Subcutaneous bioabsorbable options spanning a few millimeters to 25 cm address that variability. Abdominal closure in particular benefits from faster closure times in high-volume settings.
Orthopedic Surgery
Speed is a documented advantage in orthopedic wound closure. The 2026 calcaneal fracture RCT found that disposable staplers were roughly half the time of sutures, with equivalent healing outcomes.
In orthopedic settings where cosmetic scar quality is secondary to speed and wound integrity, metal staplers remain a standard choice. The removal visit is still required, though.
Final Thoughts
The best skin stapler isn't a single product. It's the category that aligns with a practice's priorities across scar outcome, closure speed, removal burden, incision range, and cost. The evaluation framework here provides surgeons with a way to make that decision using published data rather than product catalogs.
For practices where cosmetic outcomes, follow-up efficiency, and incision versatility all matter, bioabsorbable subcutaneous stapling consistently scores well across the five criteria. The time savings documented in recent plastic surgery studies are significant, and the elimination of the removal visit changes the postoperative workflow entirely.
SubQ It! offers two variants, SU-10 (10 fasteners, up to 10 cm) and SU-25 (25 fasteners, up to 25 cm), covering incisions from small trocar ports to long open surgery wounds with bioabsorbable fasteners that dissolve naturally. Practices still relying on surface-applied metal staples for every case may be spending more time, generating more follow-up visits, and leaving more visible scars than necessary. Contact us today to request a custom quote.
FAQs
1. How Many Fasteners Come in a Standard Skin Stapler Cartridge?

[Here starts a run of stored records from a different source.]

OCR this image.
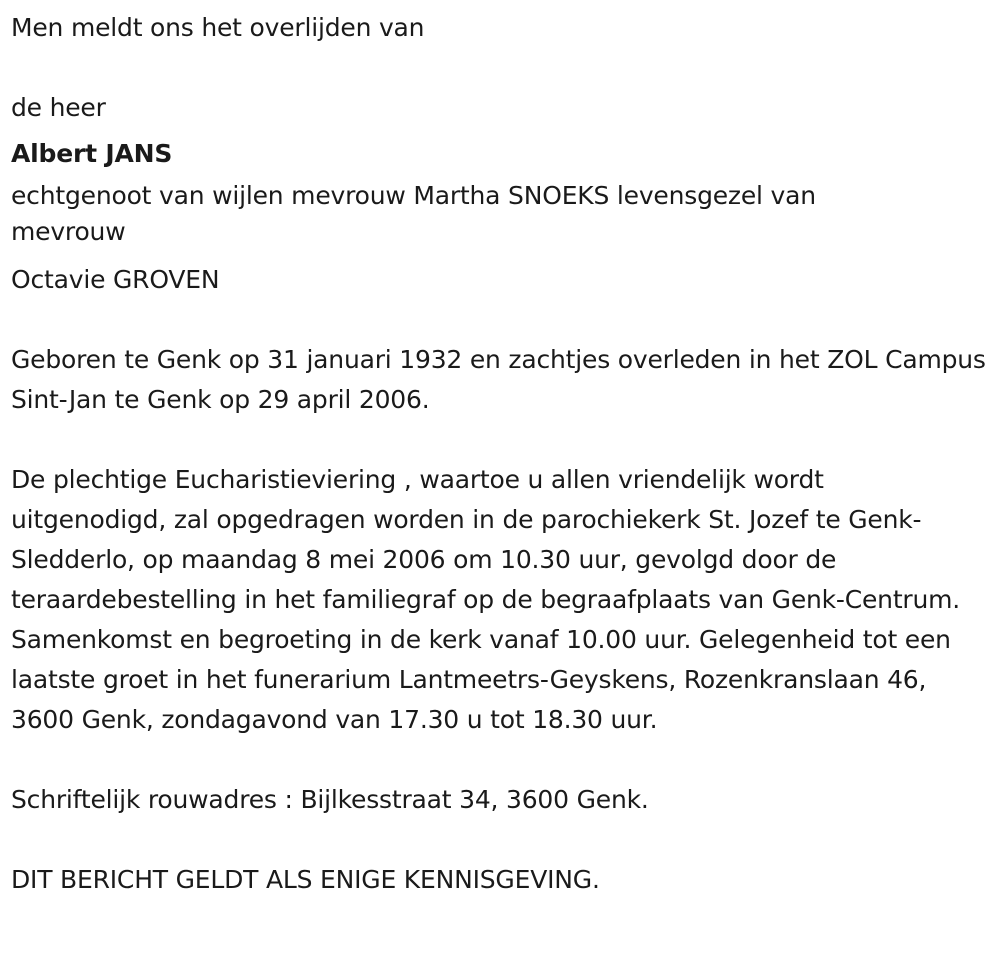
Men meldt ons het overlijden van

de heer

Albert JANS

echtgenoot van wijlen mevrouw Martha SNOEKS levensgezel van

mevrouw

Octavie GROVEN

Geboren te Genk op 31 januari 1932 en zachtjes overleden in het ZOL Campus Sint-Jan te Genk op 29 april 2006.

De plechtige Eucharistieviering , waartoe u allen vriendelijk wordt uitgenodigd, zal opgedragen worden in de parochiekerk St. Jozef te Genk-Sledderlo, op maandag 8 mei 2006 om 10.30 uur, gevolgd door de teraardebestelling in het familiegraf op de begraafplaats van Genk-Centrum. Samenkomst en begroeting in de kerk vanaf 10.00 uur. Gelegenheid tot een laatste groet in het funerarium Lantmeetrs-Geyskens, Rozenkranslaan 46, 3600 Genk, zondagavond van 17.30 u tot 18.30 uur.

Schriftelijk rouwadres : Bijlkesstraat 34, 3600 Genk.

DIT BERICHT GELDT ALS ENIGE KENNISGEVING.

It depends on the stapler type. Traditional disposable metal staplers typically come preloaded with 15, 25, or 35 staples, while bioabsorbable subcutaneous models are available in 10-fastener and 25-fastener configurations to match incision length.
2. Can Skin Staplers Be Used on the Face?
No, skin staplers are generally not recommended for facial incisions because the cosmetic demands of facial skin favor precise subcuticular suture techniques. Staplers are better suited to trunk, extremity, and scalp closures where speed and wound-edge eversion are priorities.
3. Do Patients Report Pain During Metal Staple Removal?
Yes, patients commonly report mild discomfort during metal staple removal, though pain scores tend to be low on standard visual analog scales. The removal process requires a specialized staple extractor and adds a follow-up visit to the postoperative schedule.
4. How Long Do Bioabsorbable Skin Fasteners Take to Dissolve?
Yes, they dissolve without any intervention. Bioabsorbable subcutaneous fasteners are typically composed of polylactide-polyglycolide copolymers and absorb naturally over approximately 90 to 120 days after placement, with no removal procedure needed.
5. Are Skin Staplers Appropriate for Pediatric Wound Closure?
Yes, skin staplers are used in pediatric surgical settings, particularly for scalp lacerations and trunk incisions where speed of closure reduces anesthesia time. The choice between metal and bioabsorbable options depends on the wound location and the desirability of avoiding a removal visit.
6. Can Skin Staplers Be Used on Contaminated or Irregular Wounds?
No, heavily contaminated or irregular wounds typically require careful debridement and layered suture closure rather than stapling. Skin staplers perform best on clean surgical incisions with well-approximated wound edges and minimal tension.